EDITORIAL: When last May a Sikh dissident Parmajit Singh was brazenly murdered in Lahore by Indian agents Western government took no notice of it. But after a similar assassination in Canada outside a Gurdwara of a Sikh activist Hardeep Singh a month later a serious row has erupted between the two countries.
Canadian Prime Minister Justin Trudeau told parliament on Monday that credible information connects India to the assassination, asserting that “any involvement of a foreign government in the killing of a Canadian citizen on Canadian soil is an unacceptable violation of our sovereignty”.
He had also raised the issue, he said, with his Indian counterpart Narendra Modi at the recent G20 summit in Delhi. As per standard practice in such situations an Indian diplomat has been expelled and in a tit for tat action Delhi has asked a Canadian diplomat to leave within five days.
Tensions have been growing between the two countries for quite a while. Just recently Canada suspended negotiation for a free trade agreement with India. Although it cited no reason for opting out, India attributed that decision to “certain political developments”, evidently related to the killing of Canadian citizen. That also explains why Trudeau received a frosty reception upon arrival in Delhi for the G20 event. On the issue at hand, he has the support of his country’s allies.
In fact, according to media reports, the US was “very closely” involved in intelligence gathering that led the authorities in Ottawa to conclude that Indian agents were involved in the murder of Hardeep Singh. Voicing concern about the case, US National Security Council spokesperson Adrienne Watson said at a presser “we remain in regular contact with our Canadian partners, it is critical that Canada’s investigation proceed and the perpetrators be brought to justice.” Ottawa’s other allies have similarly come out in its support.
The episode, though, has created a quandary for India’s Western friends, obliged to stand with Canada but keen to forge close economic and geo-political ties with India. Letting it pass without holding the perpetrators to account will only encourage that country to do the same in other places such as London, San Francisco and Melbourne where Sikh separatists took out large demonstrations against the Indian government for Hardeep Singh’s murder.

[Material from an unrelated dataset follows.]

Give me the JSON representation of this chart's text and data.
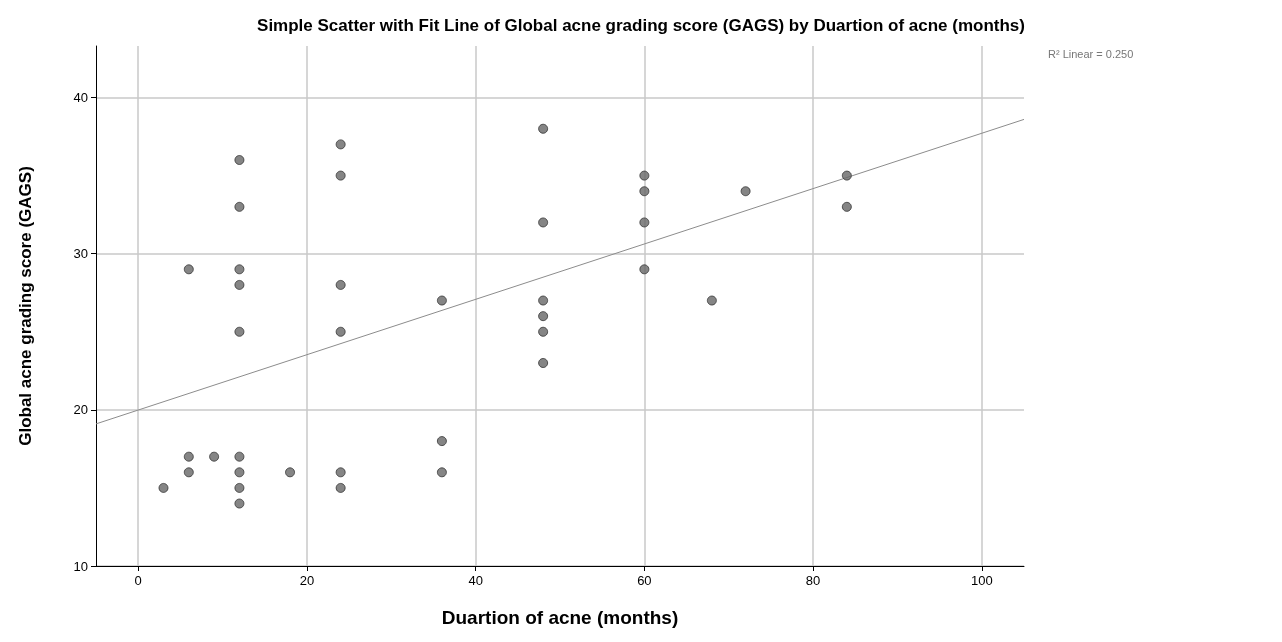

The incident confirms, if any was needed, that Indian intelligence operatives were involved in the Lahore killing and have been committing or facilitating other acts of terrorism in this country.
As former foreign minister Bilawal Bhutto Zardari pointed out in his reaction to what transpired in Canada “not only have we caught spies who were involved in terrorism in our country, they have now been caught violating the sovereignty of a Nato state.” He also raised a pertinent question: “how long will the international community, especially the West, continue to ignore such incidents and actions of India?” The global community owes him an answer to this question.